On Tuesday, Allison Glock of ESPN passed along comments from Lochte, who explained his mindset after he became public enemy No. 1 for a short period of time.
"After Rio, I was probably the most hated person in the world," he said. "There were a couple of points where I was crying, thinking, 'If I go to bed and never wake up, fine.'"
Glock asked whether that meant he considered suicide, and Lochte nodded in the affirmative before adding, "I was about to hang up my entire life."
Steve Visser of CNN noted the six-time Olympic gold medalist received a 10-month suspension from the U.S. Olympic Committee and USA Swimming for his role in the scandal, which also included fellow American swimmers Gunnar Bentz, Jack Conger and James Feigen.
Lochte made public statements declaring the quartet was robbed at gunpoint at a local gas station, which made international headlines. It was later reported they did damage to the facility after finding the bathrooms were locked and were approached to pay for the damages, per CNN.
The 32-year-old New York native later told NBC's Matt Lauer he "over-exaggerated" the story.
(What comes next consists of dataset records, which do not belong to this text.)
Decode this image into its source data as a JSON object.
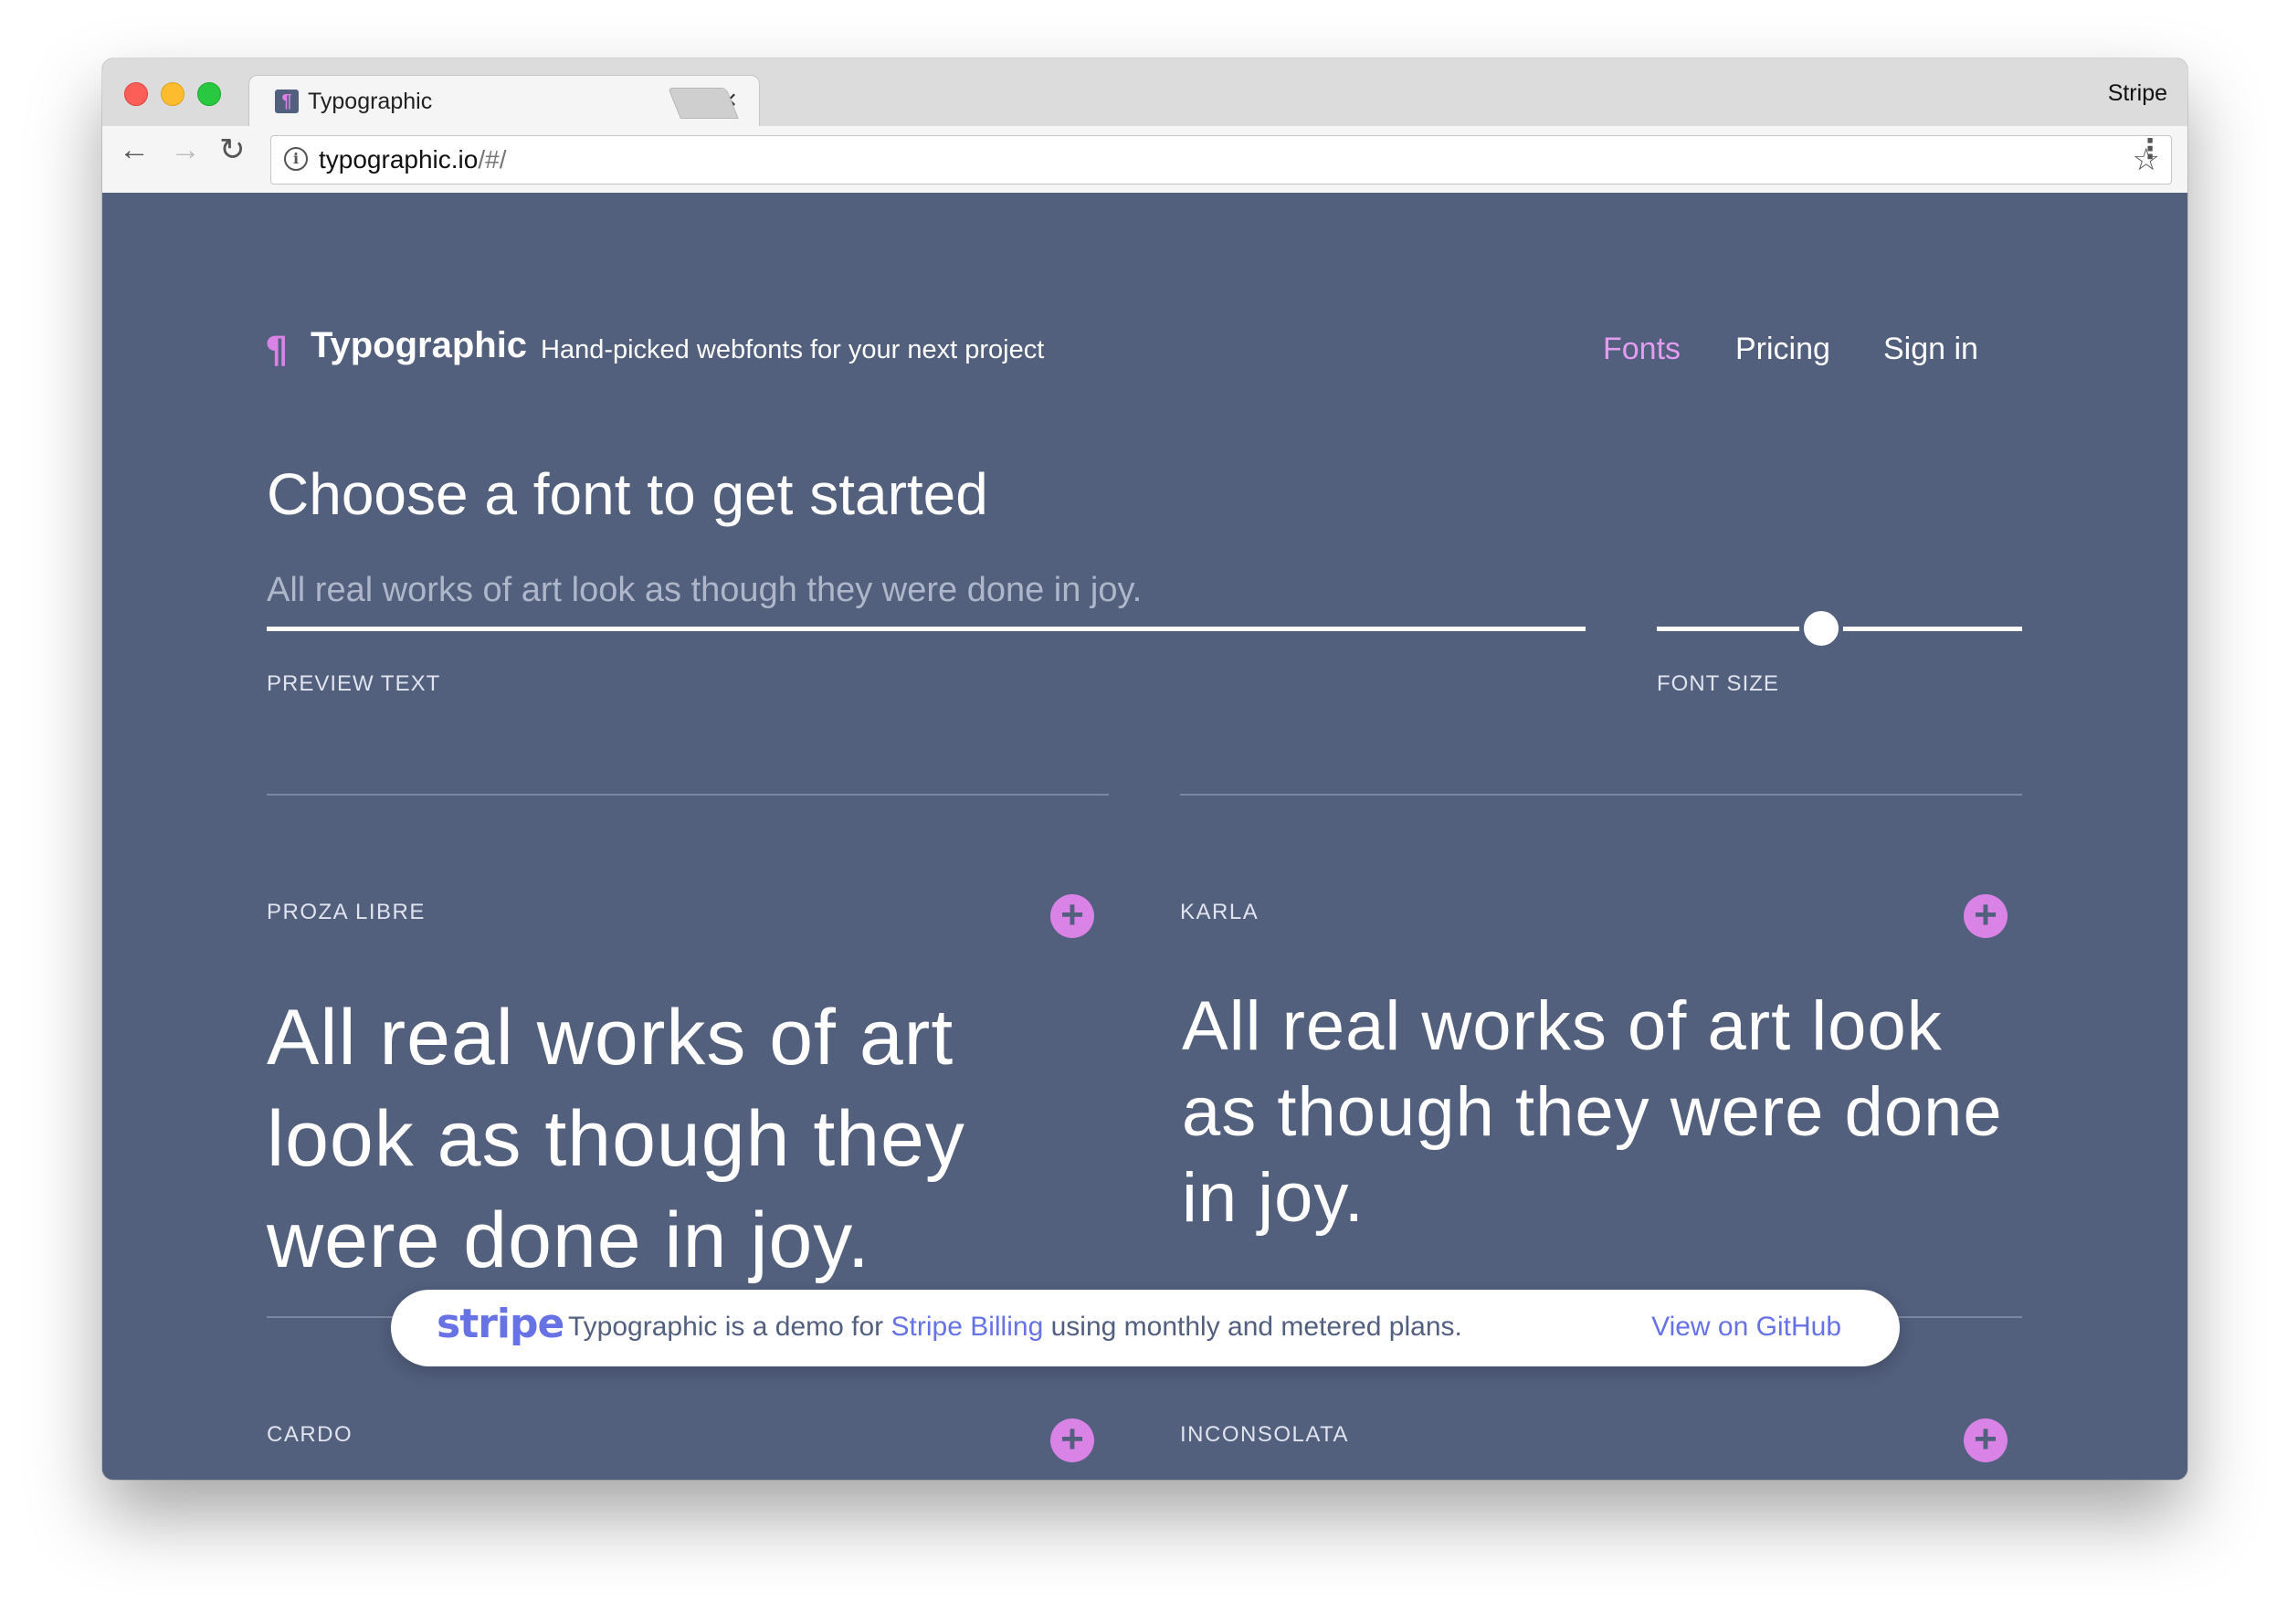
{
  "browser": {
    "tab_title": "Typographic",
    "tab_close": "×",
    "profile_name": "Stripe",
    "url_host": "typographic.io",
    "url_path": "/#/"
  },
  "header": {
    "brand_mark": "¶",
    "brand_name": "Typographic",
    "tagline": "Hand-picked webfonts for your next project",
    "nav": {
      "fonts": "Fonts",
      "pricing": "Pricing",
      "signin": "Sign in"
    }
  },
  "main": {
    "headline": "Choose a font to get started",
    "preview_placeholder": "All real works of art look as though they were done in joy.",
    "preview_label": "PREVIEW TEXT",
    "font_size_label": "FONT SIZE",
    "font_size_level": 0.45
  },
  "fonts": [
    {
      "name": "PROZA LIBRE",
      "sample": "All real works of art look as though they were done in joy."
    },
    {
      "name": "KARLA",
      "sample": "All real works of art look as though they were done in joy."
    },
    {
      "name": "CARDO"
    },
    {
      "name": "INCONSOLATA"
    }
  ],
  "stripe_banner": {
    "logo": "stripe",
    "text_before": "Typographic is a demo for ",
    "link": "Stripe Billing",
    "text_after": " using monthly and metered plans.",
    "github_link": "View on GitHub"
  },
  "colors": {
    "page_bg": "#525f7d",
    "accent": "#d883e5",
    "stripe": "#6772e5"
  }
}
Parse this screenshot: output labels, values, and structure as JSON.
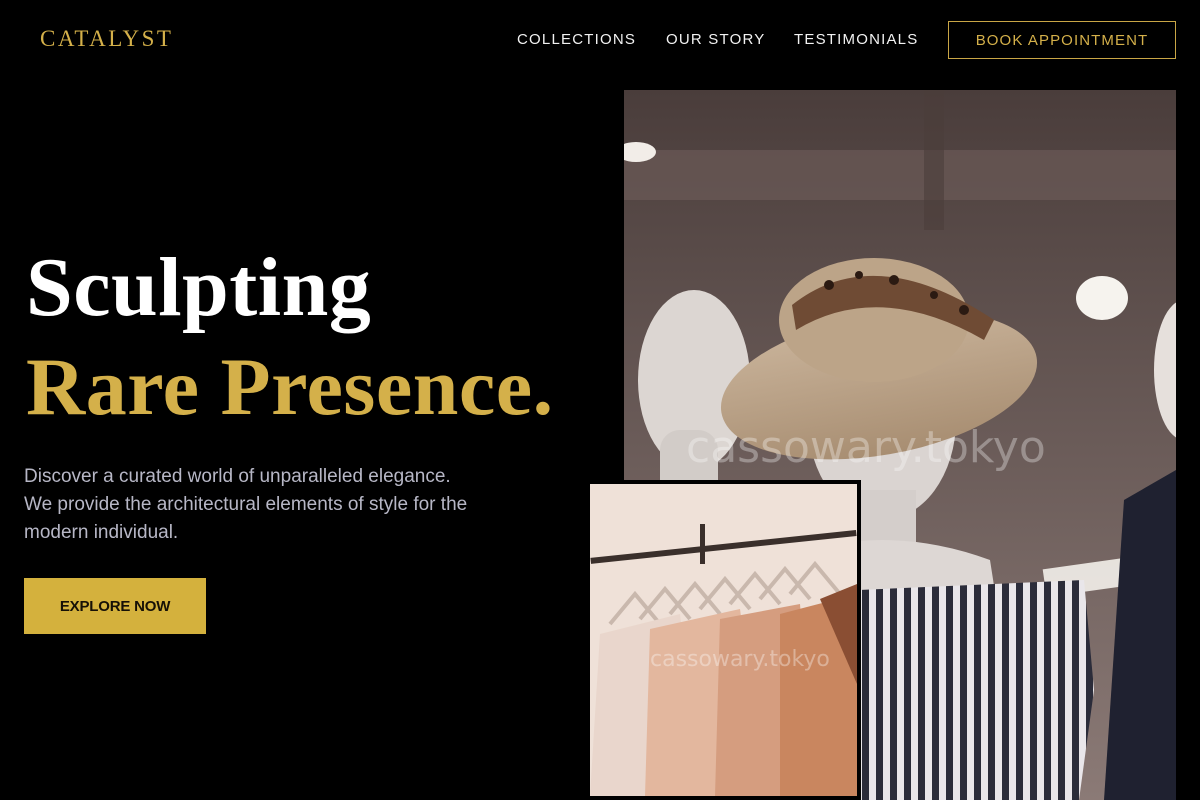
{
  "header": {
    "logo": "CATALYST",
    "nav": [
      "COLLECTIONS",
      "OUR STORY",
      "TESTIMONIALS"
    ],
    "cta": "BOOK APPOINTMENT"
  },
  "hero": {
    "line1": "Sculpting",
    "line2": "Rare Presence.",
    "description": "Discover a curated world of unparalleled elegance. We provide the architectural elements of style for the modern individual.",
    "button": "EXPLORE NOW"
  },
  "images": {
    "main_watermark": "cassowary.tokyo",
    "small_watermark": "cassowary.tokyo"
  },
  "colors": {
    "background": "#000000",
    "accent": "#d4b04a",
    "button": "#d4b13d",
    "body_text": "#b7b7c6"
  }
}
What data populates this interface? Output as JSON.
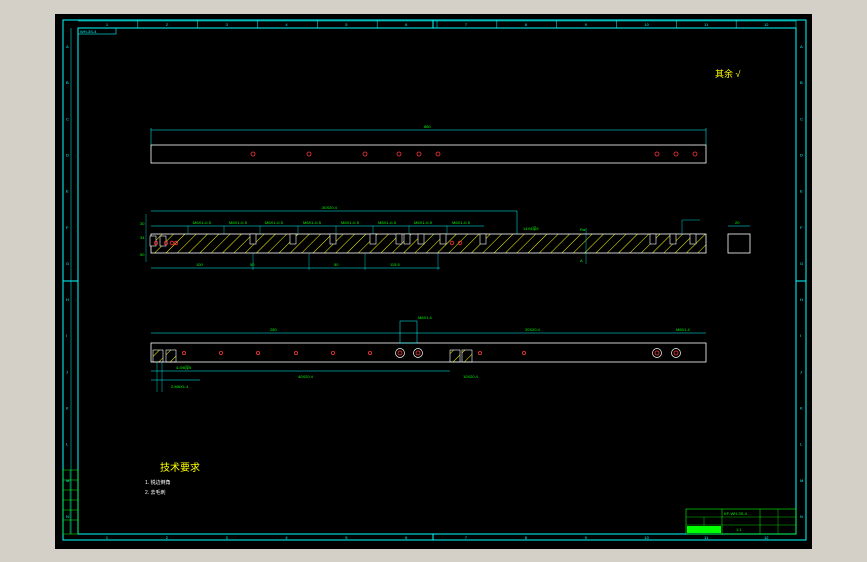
{
  "colors": {
    "background": "#000000",
    "frame": "#00ffff",
    "dimension": "#00ff00",
    "hatch": "#ffff00",
    "hole": "#ff3333",
    "title_block": "#00ff00",
    "outer": "#d4d0c8"
  },
  "drawing": {
    "corner_code": "WH-3S-4",
    "column_numbers": [
      "1",
      "2",
      "3",
      "4",
      "5",
      "6",
      "7",
      "8",
      "9",
      "10",
      "11",
      "12"
    ],
    "row_letters": [
      "A",
      "B",
      "C",
      "D",
      "E",
      "F",
      "G",
      "H",
      "I",
      "J",
      "K",
      "L",
      "M",
      "N"
    ],
    "roughness_note": "其余 √",
    "view1": {
      "overall_dim": "880"
    },
    "view2": {
      "thread_labels": [
        "M6X1.4↓5",
        "M6X1.4↓5",
        "M6X1.4↓5",
        "M6X1.4↓5",
        "M6X1.4↓5",
        "M6X1.4↓5",
        "M6X1.4↓5",
        "M6X1.4↓5"
      ],
      "top_dim": "30X20.4",
      "left_dims": [
        "30",
        "34",
        "50"
      ],
      "bottom_dims": [
        "100",
        "50",
        "50",
        "115.5"
      ],
      "right_note": "14X4深6",
      "side_dim": "20"
    },
    "view3": {
      "left_dim": "280",
      "right_dim": "20X20.4",
      "top_note": "M6X1.4",
      "right_note": "M6X1.4",
      "bottom_dims": [
        "4-Φ8深5",
        "40X20.4",
        "10X20.4",
        "2-M6X1.4"
      ]
    },
    "tech_requirements": {
      "title": "技术要求",
      "items": [
        "1. 锐边倒角",
        "2. 去毛刺"
      ]
    },
    "title_block": {
      "part_name": "KF-WH-3S-4",
      "scale": "1:1"
    }
  }
}
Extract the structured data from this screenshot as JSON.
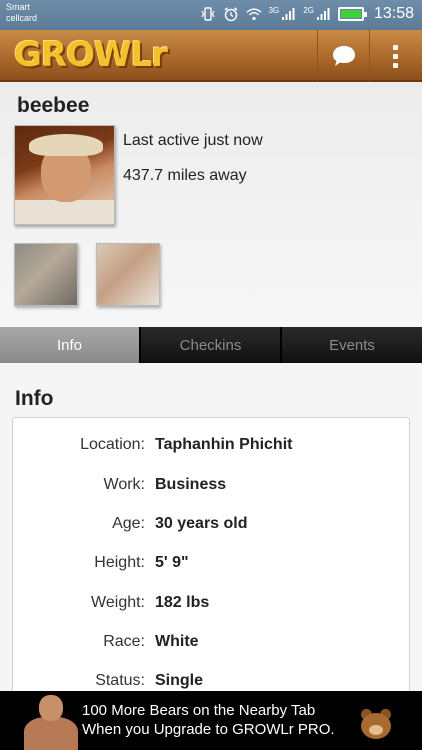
{
  "status_bar": {
    "carrier_line1": "Smart",
    "carrier_line2": "cellcard",
    "network1": "3G",
    "network2": "2G",
    "time": "13:58",
    "icons": [
      "vibrate-icon",
      "alarm-icon",
      "wifi-icon",
      "signal-icon",
      "signal-icon",
      "battery-icon"
    ]
  },
  "app_bar": {
    "logo_text": "GROWLr",
    "logo_color": "#f2c12b",
    "bar_color": "#a9662a",
    "actions": [
      "chat-icon",
      "overflow-menu-icon"
    ]
  },
  "profile": {
    "username": "beebee",
    "last_active": "Last active just now",
    "distance": "437.7 miles away"
  },
  "tabs": [
    {
      "label": "Info",
      "active": true
    },
    {
      "label": "Checkins",
      "active": false
    },
    {
      "label": "Events",
      "active": false
    }
  ],
  "info": {
    "heading": "Info",
    "rows": [
      {
        "label": "Location:",
        "value": "Taphanhin Phichit"
      },
      {
        "label": "Work:",
        "value": "Business"
      },
      {
        "label": "Age:",
        "value": "30 years old"
      },
      {
        "label": "Height:",
        "value": "5' 9\""
      },
      {
        "label": "Weight:",
        "value": "182 lbs"
      },
      {
        "label": "Race:",
        "value": "White"
      },
      {
        "label": "Status:",
        "value": "Single"
      }
    ]
  },
  "ad": {
    "line1": "100 More Bears on the Nearby Tab",
    "line2": "When you Upgrade to GROWLr PRO."
  }
}
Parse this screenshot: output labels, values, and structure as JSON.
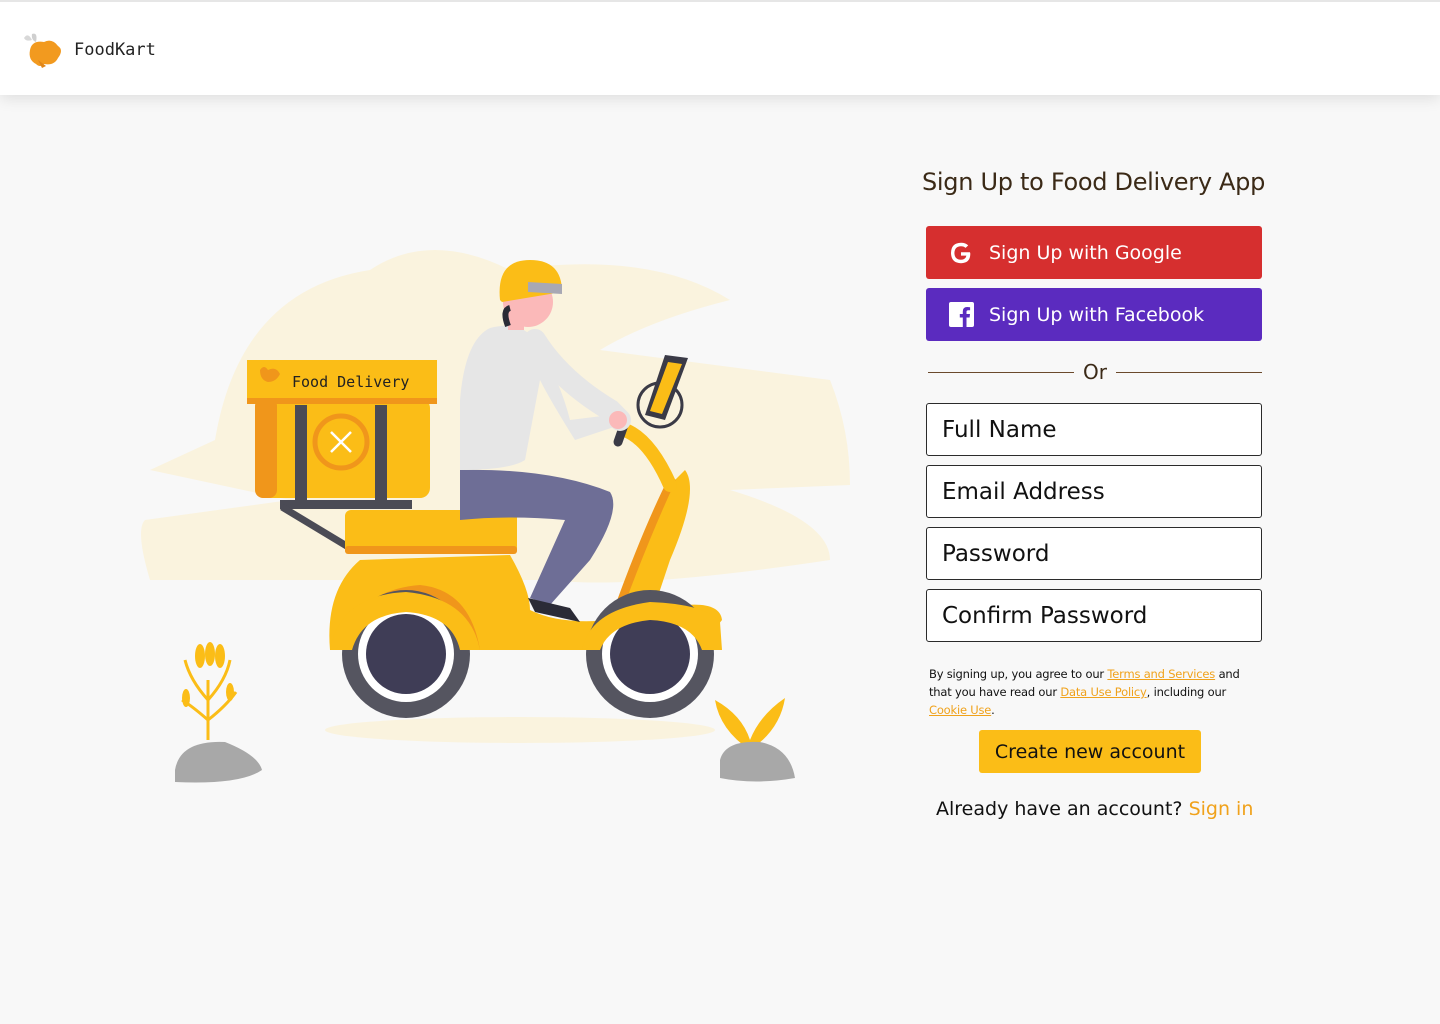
{
  "header": {
    "brand_name": "FoodKart",
    "logo_icon": "food-bowl-icon"
  },
  "illustration": {
    "box_label": "Food Delivery",
    "colors": {
      "yellow": "#fbbd17",
      "orange": "#f0961b",
      "dark": "#4b4b55",
      "purple": "#6e6e96",
      "cream": "#faf3de"
    }
  },
  "form": {
    "title": "Sign Up to Food Delivery App",
    "google_label": "Sign Up with Google",
    "facebook_label": "Sign Up with Facebook",
    "divider_text": "Or",
    "full_name_placeholder": "Full Name",
    "email_placeholder": "Email Address",
    "password_placeholder": "Password",
    "confirm_password_placeholder": "Confirm Password",
    "terms": {
      "prefix": "By signing up, you agree to our ",
      "terms_link": "Terms and Services",
      "middle": " and that you have read our ",
      "data_link": "Data Use Policy",
      "middle2": ", including our ",
      "cookie_link": "Cookie Use",
      "suffix": "."
    },
    "create_label": "Create new account",
    "signin_prompt": "Already have an account? ",
    "signin_link": "Sign in"
  },
  "colors": {
    "google": "#d62f2f",
    "facebook": "#5b2bbf",
    "accent": "#fbbd17",
    "link": "#f0a21b"
  }
}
"It's how you want to make it look like. Whether you call it a robbery, whether you call it extortion, or us paying just for the damages, like, we don't know," Lochte said. "All we know is that there was a gun pointed in our direction, and we were demanded to give money."
In December, TMZ Sports reported Brazilian authorities told Lochte they would drop the charge of falsely reporting a crime if he paid a fine of just over $20,000. His attorney, Jeff Ostrow, said they weren't going to comment on the case, though.
Now Lochte has shifted his focus to qualifying for the 2020 Summer Games in Tokyo, Japan. He expressed confidence in his prospects during the ESPN interview.
"Everything happens for a reason," he said. "Look, I was done with swimming back in 2013. I was drained, wiped out. Now I've found a new purpose with my son. This fire has been ignited, and it's bigger than ever, and I'm just so excited because I know what's going to happen in Tokyo. Everyone is going to have to watch out!"
He'll be eligible to resume competition following next month's world championships in Hungary.